[FRIAM] the arc of ai (was Re: Whew!)

glen ☣ gepropella at gmail.com
Fri May 5 14:27:38 EDT 2017


FWIW, I would try not to over-parse "rhetoric" any more than I over-parse "abstract".  All informational language is persuasive and all persuasive language is informative.  The distinction is false, I think.  We see this most egregiously in the saying: If you want to learn something, read about it. If you want to understand something, write about it. If you want to master something, teach it.

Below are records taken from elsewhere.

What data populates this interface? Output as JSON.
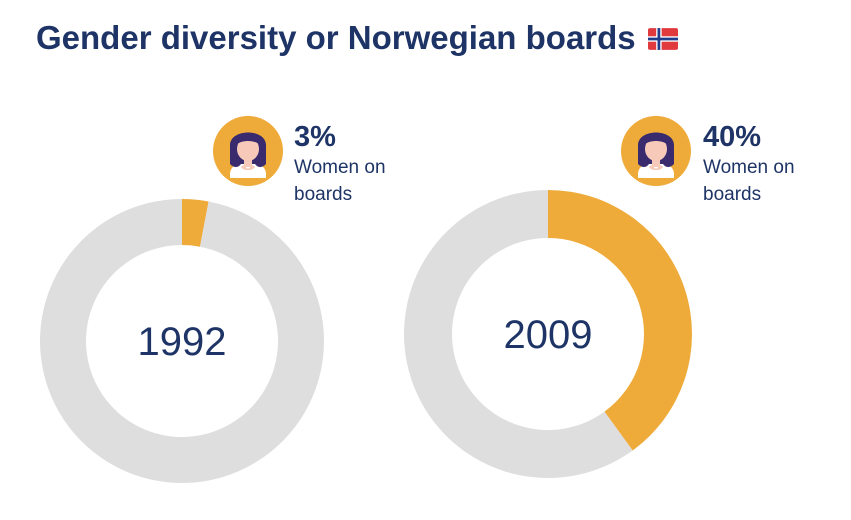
{
  "header": {
    "title": "Gender diversity or Norwegian boards",
    "flag_icon": "norway-flag-icon"
  },
  "colors": {
    "women": "#eeab3a",
    "remainder": "#dedede",
    "text": "#1e3466",
    "badge_bg": "#eeab3a",
    "hair": "#3a2a6e",
    "skin": "#f6c9b8"
  },
  "chart_data": [
    {
      "type": "pie",
      "variant": "donut",
      "center_label": "1992",
      "slices": [
        {
          "label": "Women on boards",
          "value": 3
        },
        {
          "label": "",
          "value": 97
        }
      ],
      "stat_value": "3%",
      "stat_caption": "Women on boards",
      "icon": "woman-avatar-icon"
    },
    {
      "type": "pie",
      "variant": "donut",
      "center_label": "2009",
      "slices": [
        {
          "label": "Women on boards",
          "value": 40
        },
        {
          "label": "",
          "value": 60
        }
      ],
      "stat_value": "40%",
      "stat_caption": "Women on boards",
      "icon": "woman-avatar-icon"
    }
  ]
}
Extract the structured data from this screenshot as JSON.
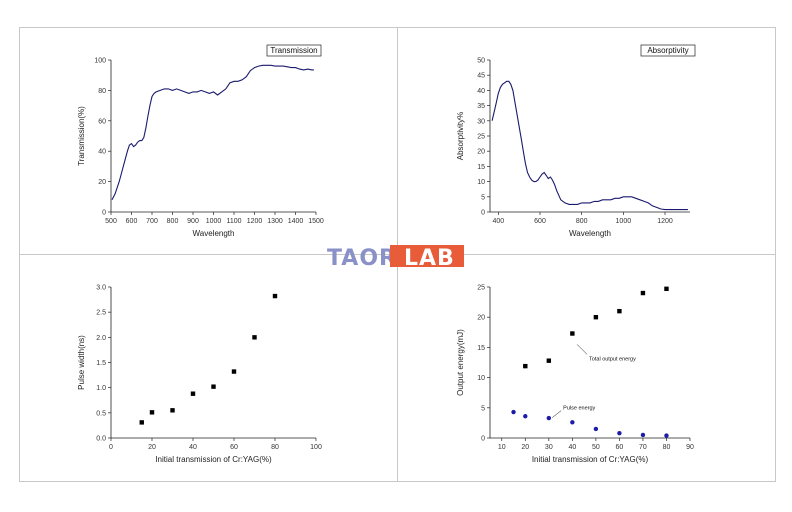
{
  "watermark": {
    "text": "TAOR",
    "box_text": "LAB",
    "color": "#8a90c8",
    "box_color": "#e85c3a"
  },
  "chart_data": [
    {
      "id": "transmission",
      "type": "line",
      "legend": "Transmission",
      "xlabel": "Wavelength",
      "ylabel": "Transmission(%)",
      "xlim": [
        500,
        1500
      ],
      "ylim": [
        0,
        100
      ],
      "xticks": [
        500,
        600,
        700,
        800,
        900,
        1000,
        1100,
        1200,
        1300,
        1400,
        1500
      ],
      "yticks": [
        0,
        20,
        40,
        60,
        80,
        100
      ],
      "color": "#1a1a6e",
      "x": [
        505,
        520,
        540,
        560,
        580,
        590,
        600,
        610,
        620,
        630,
        640,
        650,
        660,
        670,
        680,
        690,
        700,
        710,
        720,
        740,
        760,
        780,
        800,
        820,
        840,
        860,
        880,
        900,
        920,
        940,
        960,
        980,
        1000,
        1020,
        1040,
        1060,
        1080,
        1100,
        1120,
        1140,
        1160,
        1180,
        1200,
        1220,
        1240,
        1260,
        1280,
        1300,
        1320,
        1340,
        1360,
        1380,
        1400,
        1420,
        1440,
        1460,
        1480,
        1490
      ],
      "y": [
        8,
        12,
        20,
        30,
        40,
        44,
        45,
        43,
        44,
        46,
        47,
        47,
        49,
        55,
        63,
        70,
        76,
        78,
        79,
        80,
        81,
        81,
        80,
        81,
        80,
        79,
        78,
        79,
        79,
        80,
        79,
        78,
        79,
        77,
        79,
        81,
        85,
        86,
        86,
        87,
        89,
        93,
        95,
        96,
        96.5,
        96.5,
        96.5,
        96,
        96,
        96,
        95.5,
        95,
        95,
        94,
        93.5,
        94,
        93.5,
        93.5
      ]
    },
    {
      "id": "absorptivity",
      "type": "line",
      "legend": "Absorptivity",
      "xlabel": "Wavelength",
      "ylabel": "Absorptivity%",
      "xlim": [
        360,
        1320
      ],
      "ylim": [
        0,
        50
      ],
      "xticks": [
        400,
        600,
        800,
        1000,
        1200
      ],
      "yticks": [
        0,
        5,
        10,
        15,
        20,
        25,
        30,
        35,
        40,
        45,
        50
      ],
      "color": "#1a1a6e",
      "x": [
        370,
        380,
        390,
        400,
        410,
        420,
        430,
        440,
        450,
        460,
        470,
        480,
        490,
        500,
        510,
        520,
        530,
        540,
        550,
        560,
        570,
        580,
        590,
        600,
        610,
        620,
        630,
        640,
        650,
        660,
        670,
        680,
        700,
        720,
        740,
        760,
        780,
        800,
        820,
        840,
        860,
        880,
        900,
        920,
        940,
        960,
        980,
        1000,
        1020,
        1040,
        1060,
        1080,
        1100,
        1120,
        1140,
        1160,
        1180,
        1200,
        1240,
        1280,
        1310
      ],
      "y": [
        30,
        33,
        36,
        39,
        41,
        42,
        42.5,
        43,
        43,
        42,
        40,
        36,
        32,
        28,
        24,
        20,
        16,
        13,
        11.5,
        10.5,
        10,
        10,
        10.5,
        11.5,
        12.5,
        13,
        12,
        11,
        11.5,
        10.5,
        9,
        7,
        4,
        3,
        2.5,
        2.5,
        2.5,
        3,
        3,
        3,
        3.5,
        3.5,
        4,
        4,
        4,
        4.5,
        4.5,
        5,
        5,
        5,
        4.5,
        4,
        3.5,
        3,
        2,
        1.5,
        1,
        0.8,
        0.8,
        0.8,
        0.8
      ]
    },
    {
      "id": "pulse-width",
      "type": "scatter",
      "xlabel": "Initial transmission of Cr:YAG(%)",
      "ylabel": "Pulse width(ns)",
      "xlim": [
        0,
        100
      ],
      "ylim": [
        0,
        3.0
      ],
      "xticks": [
        0,
        20,
        40,
        60,
        80,
        100
      ],
      "yticks": [
        0.0,
        0.5,
        1.0,
        1.5,
        2.0,
        2.5,
        3.0
      ],
      "ytick_labels": [
        "0.0",
        "0.5",
        "1.0",
        "1.5",
        "2.0",
        "2.5",
        "3.0"
      ],
      "color": "#000000",
      "x": [
        15,
        20,
        30,
        40,
        50,
        60,
        70,
        80
      ],
      "y": [
        0.31,
        0.51,
        0.55,
        0.88,
        1.02,
        1.32,
        2.0,
        2.82
      ]
    },
    {
      "id": "output-energy",
      "type": "scatter",
      "xlabel": "Initial transmission of Cr:YAG(%)",
      "ylabel": "Output energy(mJ)",
      "xlim": [
        5,
        90
      ],
      "ylim": [
        0,
        25
      ],
      "xticks": [
        10,
        20,
        30,
        40,
        50,
        60,
        70,
        80,
        90
      ],
      "yticks": [
        0,
        5,
        10,
        15,
        20,
        25
      ],
      "series": [
        {
          "name": "Total output energy",
          "color": "#000000",
          "marker": "square",
          "x": [
            20,
            30,
            40,
            50,
            60,
            70,
            80
          ],
          "y": [
            11.9,
            12.8,
            17.3,
            20.0,
            21.0,
            24.0,
            24.7
          ]
        },
        {
          "name": "Pulse energy",
          "color": "#1c1ca8",
          "marker": "circle",
          "x": [
            15,
            20,
            30,
            40,
            50,
            60,
            70,
            80
          ],
          "y": [
            4.3,
            3.6,
            3.3,
            2.6,
            1.5,
            0.8,
            0.5,
            0.4
          ]
        }
      ],
      "annotations": [
        {
          "text": "Total output energy",
          "at_x": 42,
          "at_y": 15.5
        },
        {
          "text": "Pulse energy",
          "at_x": 31,
          "at_y": 3.7
        }
      ]
    }
  ]
}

As in the argument with Vladimyr, I take the same position.  There is no stable "you".  There is no such thing as the "mind".  What does exist, however, is the real stuff around you, including your fingers, your tongue, your ears, etc.  As you write down your rhetoric, you (as Eric suggested) reconfigure yourself.  In my own personal experience, the act of saying or writing something can either verify or decohere whatever physiological state I was in before.  (Note these acts address logical validity, not soundness.  That has to be done interpersonally, through a more isotropic medium.)  Another example is when you, say, write code and then have to read that code 10 years later.  The writing is both persuasive and informative.  In fact, to emphasize the false distinction is to engage in the very abstraction I'm ranting against.  Yes, Steve, you are as evil as the rest of us. 8^)

Similarly, in direct response to Marcus' "listeners bear responsibility" ... I was reared to avoid stating the obvious.  But as I die, it becomes more obvious that one person's obvious is another's occult.  So, to be clear, I'm arguing that all these things are tightly coupled.  Soooo ... yes, of course the listener bears some responsibility.  If a listener abstracts their self, they are just as evil as a speaker abstracting their self.

And you're right that it bears directly on the obvious false equivalence between intelligence and AI, specific or general.  It would be great fun to use AI to craft a new political philosophy.  Of course, I like stochasticity, so I'd simply train an Eddington typewriter on Marx, Ghandi, Hitler, Roosevelt, etc. and see what popped out.  That would probably be as effective as any body of rhetoric that popped out of any one "mind".



On 05/05/2017 10:55 AM, Steven A Smith wrote:
> As usual, I am enjoying watching your semantic and conceptual fencing match here.  The flash of parry, riposte, counter-riposte can be blinding but engaging.   The content, when I feel I have parsed it down all the way is usually enlightening and informative.
> 
> Rather than try to join in and thus create a bit of a melee, I will try to stand back and lob a few things onto the ground of the discussion.
> 
> Firstly, my own throwdown of "rhetoric" was intended to be very specific.  I believe that you both took it to be a bit more broad than intended.  I specifically meant rhetoric as "language intended to persuade".  I hold this specifically distinct from "language intended to inform" and "language used to think or contemplate".  Unfortunately I discovered that in fact the formal definition of rhetoric includes "to inform" as well as "to persuade"
> 
> I believe that both of you are primarily using language intended to inform in this (and most if not all) discussions in this forum.   But I also believe that MOST public discourse is fundamentally rhetorical.   Noam Chomsky might be the closest to a public figure outside of hard sciences who seems able to refrain from deliberately conflating persuasive and informational language.
> 
> My point in this pivots around Marcus' point here of "Listeners, bear some responsibility too".  In my general experience, but acutely informed by our recent elections, MOST listeners seek out persuasive rhetoric which supports their existing beliefs... and ignore or at least are fairly unaware of the difference of that from informational rhetoric.   They are not seeking to understand or even learn more, they are seeking to confirm existing biases and to adopt convincing rhetoric to flail their opponents with.
> 
> I particularly appreciate the discussions the two of you share with the rest of us here, but there are many (or at least several) others who seem to maintain a similar level of honest intent to inform and/or explore rather than simply persuade.
> 
> Touching briefly onthe OP or is it OT, I thnk that both SAI and GAI may be a severe travesty in our culture to whatever extent we "listeners" don't take responsibility.   Will AI become the new speechwriters?   Have they already?   I think that Artificial Wisdom will come much later than effective Artificial Intelligence and would seem to need to grow out of GAI rathr than SAI.